07 abril, 2007

VOAR, VOAR; SUBIR, SUBIR


Vocês, leitores aquinhoados pela sorte e que têm a satisfação de contribuir para a compra de ambulâncias para o nosso sistema público de saúde com o pagamento do IR, certamente fazem suas viagens Brasil afora — e quiçá até para a Europa ou outros lugares no estrangeiro, como o Amapá — a bordo de aviões. Quanto a mim, não tenho esse privilégio: quando preciso viajar, sou obrigado a me deslocar de Fokker 100 mesmo.

Sendo assim, todas as vezes que quero visitar o Recife ou, mais precisamente, todas as vezes que a minha mãe me liga com voz de penitente dizendo que está com um sério problema no útero — o que sem dúvida é grave, posto que ela retirou o órgão em 1988 —, sou obrigado a pegar um dos vôos noturnos de nossas fantásticas companhias aéreas e passar pelo instrutivo treinamento para turista da Disney disponibilizado nas filas de embarque de nossos aeroportos. O qual, não tenho dúvidas, fariam Jó desacreditar do Senhor e abraçar com alegria o ateísmo.

Tudo bem, dirão alguns, mas se é para economizar dinheiro, por que não escolho um meio de transporte mais célere, confortável e seguro, como o pau-de-arara, por exemplo? Ao que eu, depois de consultar o significado de “célere” no dicionário, respondo: porque, sendo adepto de esportes radicais como o rapel, o bungee jump e a leitura de “O Capital” em alemão, gosto de aventuras arriscadas — prova maior disso é que tinha conta no Banco Santos.

Mas, sou de um tempo em que ainda não era proibido respirar em vôos nacionais e que, para cruzar as pernas, não tínhamos que possuir nenhum tipo de experiência como iogue, o que me dá uma sensação esquisita de alheamento e inadaptação todas as vezes que me sento na poltrona de nossas atuais aeronaves.

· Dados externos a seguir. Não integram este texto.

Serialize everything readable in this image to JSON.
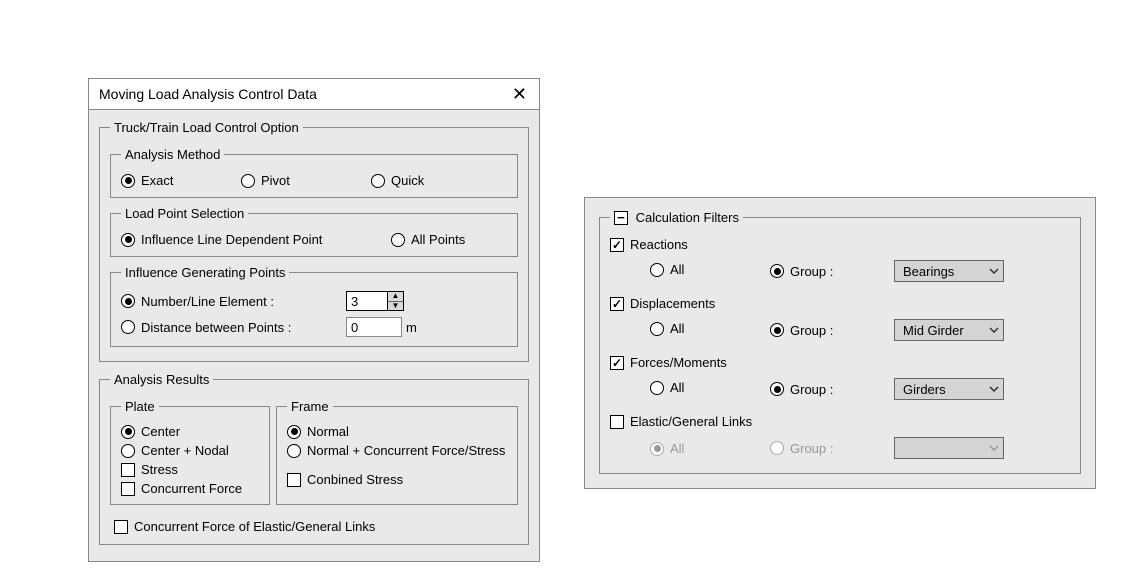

É bem verdade que nossa aviação melhorou muito nos últimos anos. É com satisfação, por exemplo, que vejo a atual política de cotas, através da qual se permite que animais de estimação, como porcos e galinhas, acompanhem seus donos nos traslados aéreos. Bem como o revolucionário e cartesiano plano de vôo, que estimula o conhecimento de nosso imenso Brasil, fazendo com que o sujeito que queira ir do Sudeste ao Nordeste tenha que necessariamente dar uma passadinha em Goiânia ou prestigiar as belezas naturais de Rio Branco.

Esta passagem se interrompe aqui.